The Joint Commission recently issued a report that offers an overview of behavioral healthcare accreditation standards for housing support services programs, applying to providers that use a “housing first” model. The standards, which took effect last July, do not require mental health and addiction treatment providers to engage clients in other services as a condition of their securing or remaining in housing.
Two leaders with the Joint Commission tell Behavioral Healthcare Executive that more than 150 accredited organizations, mostly community mental health centers and Department of Veterans Affairs (VA) sites, fall under the housing support services requirements. The standards apply to organizations already offering housing support services.
The accrediting organization’s R3 Report on the standards offers a basis for why the standards were established.
“The literature defines housing as a social determinant of health,” says Peggy Lavin, the Joint Commission's senior associate director for behavioral health care accreditation. “The idea is that the burden of a housing problem is so extreme that the person cannot even think about addressing other problems.”

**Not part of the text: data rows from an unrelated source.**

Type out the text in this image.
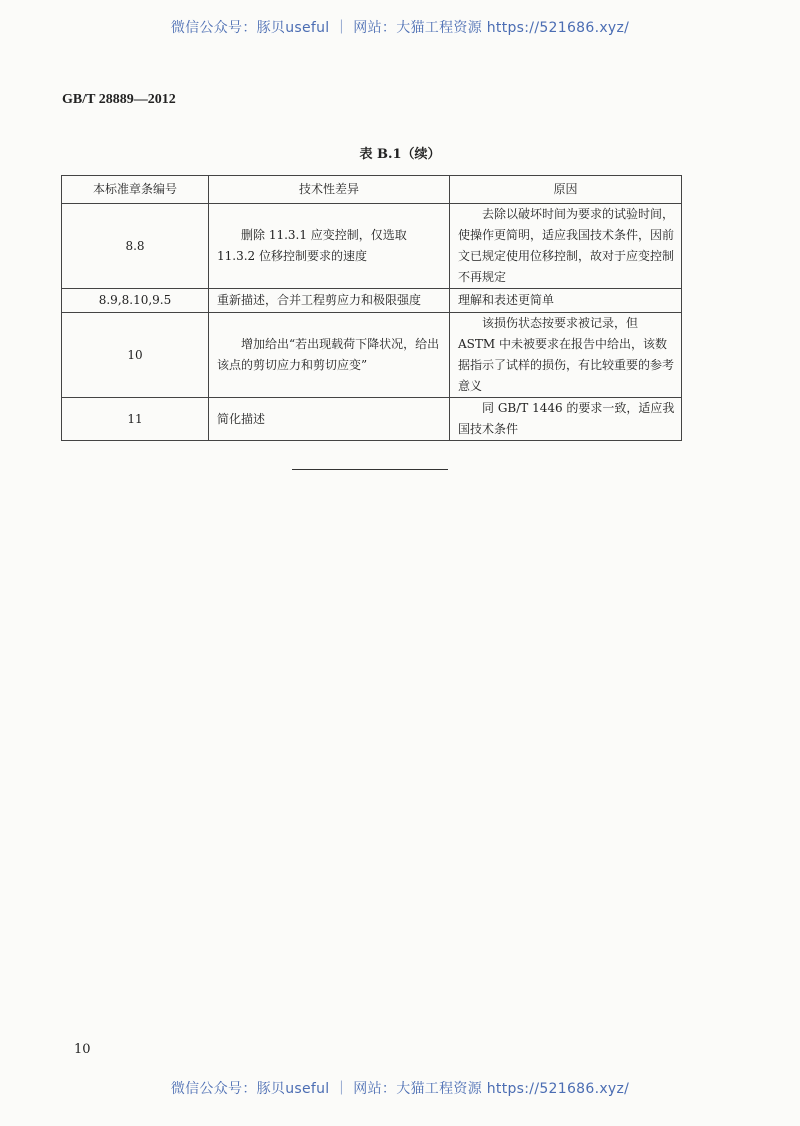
微信公众号：豚贝useful ｜ 网站：大猫工程资源 https://521686.xyz/
GB/T 28889—2012
表 B.1（续）
本标准章条编号	技术性差异	原因
8.8	删除 11.3.1 应变控制，仅选取 11.3.2 位移控制要求的速度	去除以破坏时间为要求的试验时间，使操作更简明，适应我国技术条件，因前文已规定使用位移控制，故对于应变控制不再规定
8.9,8.10,9.5	重新描述，合并工程剪应力和极限强度	理解和表述更简单
10	增加给出“若出现载荷下降状况，给出该点的剪切应力和剪切应变”	该损伤状态按要求被记录，但 ASTM 中未被要求在报告中给出，该数据指示了试样的损伤，有比较重要的参考意义
11	简化描述	同 GB/T 1446 的要求一致，适应我国技术条件
10
微信公众号：豚贝useful ｜ 网站：大猫工程资源 https://521686.xyz/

The housing first model, often used for individuals with a history of chronic illness and homelessness, envisions secure housing as a conduit to being able to take advantage of other needed services and supports for the individual. While the Joint Commission’s establishment of standards applying to services under this model doesn’t amount to an outright endorsement of that approach over all others, “I think we are saying at least that these are good, solid models,” says Lynn Berry, project director in the accrediting organization’s Department of Standards and Survey Methods.
Requirements for organizations
The standards for housing support services programs reside in the Joint Commission’s behavioral health care accreditation manual and apply to organizations with at least some services that are subject to the behavioral health standards. The standards require organizations that offer housing support services to make patients aware of these services and to ask them about their housing preferences.
The standards also require providers to offer move-in assistance, including securing needed furniture and other items, and to facilitate these patients' access to other services. As part of the effort to help patients secure housing quickly, “We hope that [agencies] establish a relationship with the people who own or run housing,” Berry says.